By Mary Wisniewski
CHICAGO (Reuters) - The Chicago City Council, hoping to boost the chances of landing President Barack Obama's presidential library for his hometown, on Wednesday unanimously approved the use of land in two parks near the president's home.
The land is near the University of Chicago and would be transferred if the school's bid for the presidential library is accepted. Obama was a law professor at the university before his election to the U.S. Senate in 2004.
The University of Illinois at Chicago also has a proposal for the library that did not require a land transfer. The Barack Obama Foundation also is considering proposals from New York's Columbia University and the University of Hawaii.
"This is a once-in-a-lifetime opportunity," said Chicago Mayor Rahm Emanuel, who served as Obama's chief of staff during his first term as president. "This cannot slip through our fingers."
Emanuel proposed the transfer plan, which was previously approved by the Chicago Park District.
"It will bring a lot of prominence to the city," added Alderman Walter Burnett Jr. "It will be a great inspiration."

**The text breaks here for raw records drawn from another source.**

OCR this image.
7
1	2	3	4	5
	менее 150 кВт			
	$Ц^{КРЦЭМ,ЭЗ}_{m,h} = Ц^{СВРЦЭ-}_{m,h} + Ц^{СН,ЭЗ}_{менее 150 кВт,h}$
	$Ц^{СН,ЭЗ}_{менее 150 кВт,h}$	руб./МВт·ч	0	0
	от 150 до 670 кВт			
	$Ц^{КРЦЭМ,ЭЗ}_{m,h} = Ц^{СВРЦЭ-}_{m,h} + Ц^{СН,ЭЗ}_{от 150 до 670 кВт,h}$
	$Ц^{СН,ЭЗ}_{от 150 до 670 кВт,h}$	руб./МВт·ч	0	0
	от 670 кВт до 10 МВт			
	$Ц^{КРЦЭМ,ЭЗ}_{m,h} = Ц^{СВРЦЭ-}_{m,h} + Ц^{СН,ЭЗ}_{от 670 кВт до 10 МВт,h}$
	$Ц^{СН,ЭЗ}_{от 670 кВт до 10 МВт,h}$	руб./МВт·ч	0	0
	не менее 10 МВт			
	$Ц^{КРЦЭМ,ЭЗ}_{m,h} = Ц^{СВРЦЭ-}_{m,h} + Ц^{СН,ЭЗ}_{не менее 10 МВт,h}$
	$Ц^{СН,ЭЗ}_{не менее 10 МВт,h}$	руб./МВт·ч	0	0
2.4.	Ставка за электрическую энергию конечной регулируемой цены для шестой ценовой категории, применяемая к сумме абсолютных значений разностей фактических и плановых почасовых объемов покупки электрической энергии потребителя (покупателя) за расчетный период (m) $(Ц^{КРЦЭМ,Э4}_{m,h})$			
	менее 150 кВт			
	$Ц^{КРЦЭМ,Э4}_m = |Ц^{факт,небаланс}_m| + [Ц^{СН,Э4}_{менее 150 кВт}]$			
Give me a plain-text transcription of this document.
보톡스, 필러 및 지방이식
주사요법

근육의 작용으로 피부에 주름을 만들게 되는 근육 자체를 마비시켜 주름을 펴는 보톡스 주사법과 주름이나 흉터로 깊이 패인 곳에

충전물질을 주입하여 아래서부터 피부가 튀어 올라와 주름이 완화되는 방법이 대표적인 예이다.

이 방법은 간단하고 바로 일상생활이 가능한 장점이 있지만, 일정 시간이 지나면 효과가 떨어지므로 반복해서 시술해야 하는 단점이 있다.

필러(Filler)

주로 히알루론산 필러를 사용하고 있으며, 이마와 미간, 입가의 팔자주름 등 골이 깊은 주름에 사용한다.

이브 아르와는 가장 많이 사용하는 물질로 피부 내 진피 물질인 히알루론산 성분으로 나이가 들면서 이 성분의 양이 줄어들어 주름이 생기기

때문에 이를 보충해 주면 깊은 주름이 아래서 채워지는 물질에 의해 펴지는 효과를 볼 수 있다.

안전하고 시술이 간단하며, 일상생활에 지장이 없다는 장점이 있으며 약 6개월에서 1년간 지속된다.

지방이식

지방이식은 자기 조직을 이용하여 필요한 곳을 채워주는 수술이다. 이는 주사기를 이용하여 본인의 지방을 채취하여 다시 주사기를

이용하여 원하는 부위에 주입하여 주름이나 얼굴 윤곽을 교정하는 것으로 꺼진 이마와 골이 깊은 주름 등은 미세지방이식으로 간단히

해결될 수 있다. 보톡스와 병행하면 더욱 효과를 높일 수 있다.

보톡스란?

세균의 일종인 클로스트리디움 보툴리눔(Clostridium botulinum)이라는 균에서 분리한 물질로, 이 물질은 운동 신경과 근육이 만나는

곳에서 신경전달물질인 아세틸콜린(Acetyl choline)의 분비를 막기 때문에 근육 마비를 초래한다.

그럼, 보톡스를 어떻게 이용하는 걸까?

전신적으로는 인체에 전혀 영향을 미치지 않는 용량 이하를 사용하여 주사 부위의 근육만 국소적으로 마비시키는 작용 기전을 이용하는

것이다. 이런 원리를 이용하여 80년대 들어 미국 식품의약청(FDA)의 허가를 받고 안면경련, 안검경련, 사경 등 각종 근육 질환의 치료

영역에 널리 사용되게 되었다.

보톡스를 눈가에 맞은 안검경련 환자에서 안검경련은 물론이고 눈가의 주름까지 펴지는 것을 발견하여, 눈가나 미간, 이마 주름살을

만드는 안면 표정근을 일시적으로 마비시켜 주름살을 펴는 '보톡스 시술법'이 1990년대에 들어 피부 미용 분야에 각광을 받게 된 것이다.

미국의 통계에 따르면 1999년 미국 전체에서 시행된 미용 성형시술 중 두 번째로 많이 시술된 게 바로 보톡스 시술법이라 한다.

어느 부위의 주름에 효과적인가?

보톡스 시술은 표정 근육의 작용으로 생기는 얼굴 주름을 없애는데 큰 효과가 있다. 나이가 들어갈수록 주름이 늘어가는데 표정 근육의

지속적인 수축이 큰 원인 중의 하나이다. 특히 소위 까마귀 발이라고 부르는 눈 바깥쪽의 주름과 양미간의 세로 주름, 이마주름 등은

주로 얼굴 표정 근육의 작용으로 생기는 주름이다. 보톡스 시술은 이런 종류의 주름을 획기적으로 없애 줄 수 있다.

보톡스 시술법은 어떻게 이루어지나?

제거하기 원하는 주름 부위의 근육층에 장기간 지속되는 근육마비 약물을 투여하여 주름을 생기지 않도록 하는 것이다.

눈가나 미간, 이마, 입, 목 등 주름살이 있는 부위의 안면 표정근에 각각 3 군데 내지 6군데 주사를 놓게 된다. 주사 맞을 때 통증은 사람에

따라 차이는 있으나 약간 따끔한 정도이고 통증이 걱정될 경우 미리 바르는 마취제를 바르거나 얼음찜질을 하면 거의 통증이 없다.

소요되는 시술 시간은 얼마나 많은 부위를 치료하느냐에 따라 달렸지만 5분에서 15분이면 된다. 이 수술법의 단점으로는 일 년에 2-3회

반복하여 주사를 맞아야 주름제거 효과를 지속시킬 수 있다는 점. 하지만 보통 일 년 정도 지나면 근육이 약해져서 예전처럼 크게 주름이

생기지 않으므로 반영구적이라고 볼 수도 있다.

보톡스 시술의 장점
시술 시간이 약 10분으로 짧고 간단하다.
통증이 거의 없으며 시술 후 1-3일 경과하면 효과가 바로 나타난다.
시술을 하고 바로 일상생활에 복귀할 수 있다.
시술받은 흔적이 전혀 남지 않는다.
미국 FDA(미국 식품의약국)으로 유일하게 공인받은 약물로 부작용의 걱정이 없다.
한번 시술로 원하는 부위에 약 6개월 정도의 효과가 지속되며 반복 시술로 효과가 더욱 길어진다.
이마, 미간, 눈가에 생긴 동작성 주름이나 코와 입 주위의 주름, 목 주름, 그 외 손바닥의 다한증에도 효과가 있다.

Burnett said they could build another park, but not another Obama presidential library.
The foundation will make a final recommendation to the president and first lady. The Obamas plan to wait until after an April 7 mayoral election to announce their decision, according to local media reports.
Emanuel is running for a second term as mayor against challenger Jesus "Chuy" Garcia, a Cook County commissioner.